3. Noneconomic Damages
Z.R.’s physical pain and suffering may be considered as an element of damages. Greenstein v. Meister, 279 Md. 275, 368 A.2d 451, 461 (1977). Similarly, Z.R.’s mental and emotional suffering and anxiety as a result of the injuries and their future consequences, as well as the loss of Z.R.’s ability to enjoy the usual and familiar tasks of life, may be considered. See Lawson, 454 F. Supp. 2d at 424 (citing White v. Parks, 154 Md. 195, 140 A. 70, 72–73 (1928), and McAlister v. Carl, 233 Md. 446, 197 A.2d 140, 146 (1964)). Finally, the permanency of Z.R.’s injuries is an acceptable basis for awarding nonpecuniary damages. See Katz v. Holsinger, 264 Md. 307, 286 A.2d 115, 121 (1972); Lawson, 454 F. Supp. 2d at 424.
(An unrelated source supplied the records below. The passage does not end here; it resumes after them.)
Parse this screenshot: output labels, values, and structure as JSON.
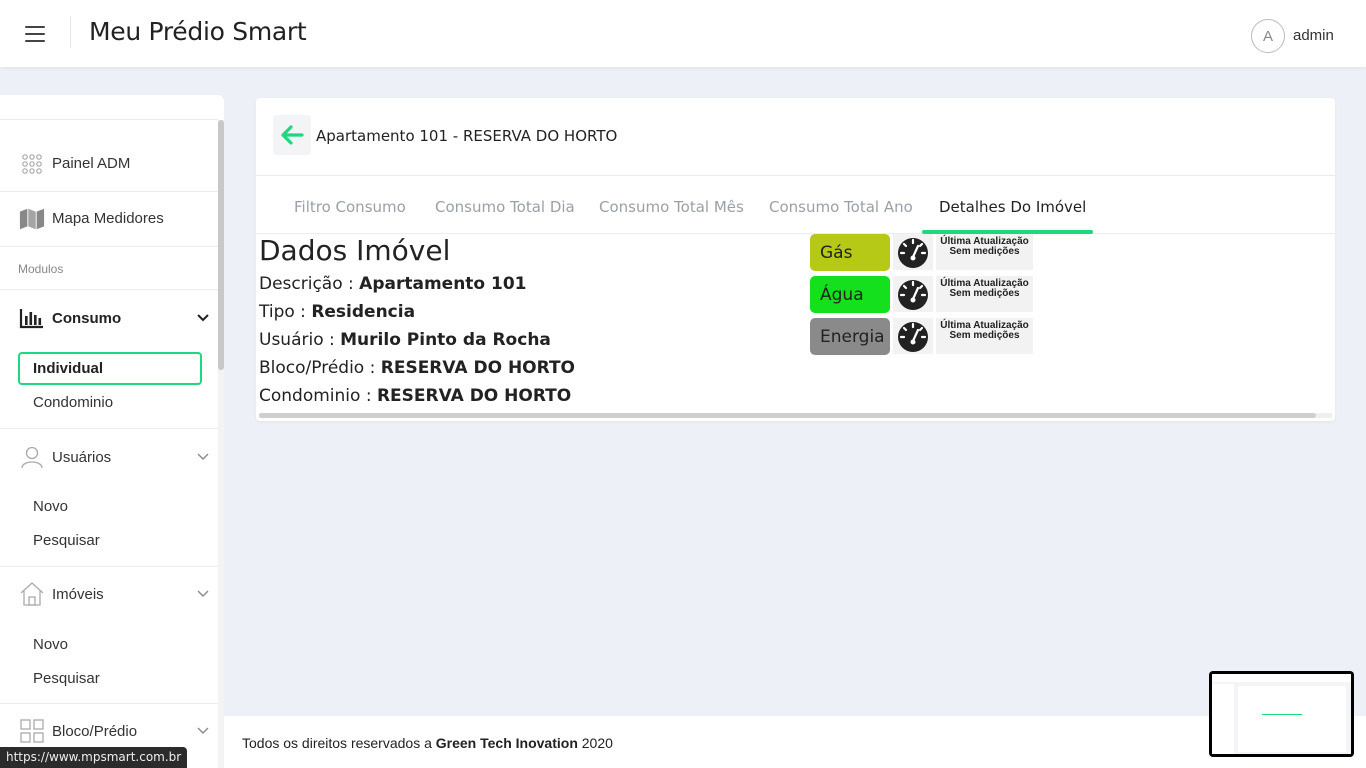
{
  "header": {
    "app_title": "Meu Prédio Smart",
    "user_initial": "A",
    "user_name": "admin"
  },
  "sidebar": {
    "items": [
      {
        "label": "Painel ADM",
        "icon": "grid-dots-icon"
      },
      {
        "label": "Mapa Medidores",
        "icon": "map-icon"
      }
    ],
    "section_label": "Modulos",
    "consumo": {
      "label": "Consumo",
      "icon": "bar-chart-icon",
      "sub": [
        {
          "label": "Individual",
          "active": true
        },
        {
          "label": "Condominio",
          "active": false
        }
      ]
    },
    "usuarios": {
      "label": "Usuários",
      "icon": "user-icon",
      "sub": [
        {
          "label": "Novo"
        },
        {
          "label": "Pesquisar"
        }
      ]
    },
    "imoveis": {
      "label": "Imóveis",
      "icon": "house-icon",
      "sub": [
        {
          "label": "Novo"
        },
        {
          "label": "Pesquisar"
        }
      ]
    },
    "bloco": {
      "label": "Bloco/Prédio",
      "icon": "building-grid-icon"
    }
  },
  "card": {
    "title": "Apartamento 101 - RESERVA DO HORTO",
    "tabs": [
      {
        "label": "Filtro Consumo",
        "active": false
      },
      {
        "label": "Consumo Total Dia",
        "active": false
      },
      {
        "label": "Consumo Total Mês",
        "active": false
      },
      {
        "label": "Consumo Total Ano",
        "active": false
      },
      {
        "label": "Detalhes Do Imóvel",
        "active": true
      }
    ],
    "dados_title": "Dados Imóvel",
    "fields": [
      {
        "label": "Descrição : ",
        "value": "Apartamento 101"
      },
      {
        "label": "Tipo : ",
        "value": "Residencia"
      },
      {
        "label": "Usuário : ",
        "value": "Murilo Pinto da Rocha"
      },
      {
        "label": "Bloco/Prédio : ",
        "value": "RESERVA DO HORTO"
      },
      {
        "label": "Condominio : ",
        "value": "RESERVA DO HORTO"
      }
    ],
    "utilities": [
      {
        "label": "Gás",
        "color": "#b5c916",
        "status_line1": "Última Atualização",
        "status_line2": "Sem medições"
      },
      {
        "label": "Água",
        "color": "#14e01d",
        "status_line1": "Última Atualização",
        "status_line2": "Sem medições"
      },
      {
        "label": "Energia",
        "color": "#8a8a8a",
        "status_line1": "Última Atualização",
        "status_line2": "Sem medições"
      }
    ]
  },
  "footer": {
    "text_prefix": "Todos os direitos reservados a ",
    "company": "Green Tech Inovation",
    "year": " 2020"
  },
  "status_bar_url": "https://www.mpsmart.com.br",
  "colors": {
    "accent": "#1ed87f",
    "background": "#eef0f8"
  }
}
Here, there can be no dispute that Z.R.’s injuries have caused and will continue to cause Z.R. physical and emotional pain and suffering for the remainder of his life and prevent him from ever living independently. See supra Findings of Fact part V.A. Taking these factors into consideration, the Court concludes that Z.R.’s noneconomic damages would significantly exceed the Maryland medical malpractice damages statutory maximum of $770,000 in noneconomic damages. Md. Cts. & Jud. Proc. Code Arm. § 3-2A-09 (West 2020); see, e.g., Muenstermann, 787 F. Supp. at 527 (in a 1992 case, finding that $800,000 was appropriate nonpecuniary compensation for permanent and severe brain injury). The Court will therefore award $770,000 in noneconomic damages.
For the foregoing reasons, the Court finds the Government liable on the FTCA medical negligence claim relating to Z.R.’s surgery and will enter judgment in favor of Plaintiffs on that claim. Damages will be awarded as set forth in the accompanying Order.
THEODORE D. CHUANG, United States District Judge
Docket No: Civil Action No. TDC-19-1971
Decided: July 20, 2022
Court: United States District Court, D. Maryland.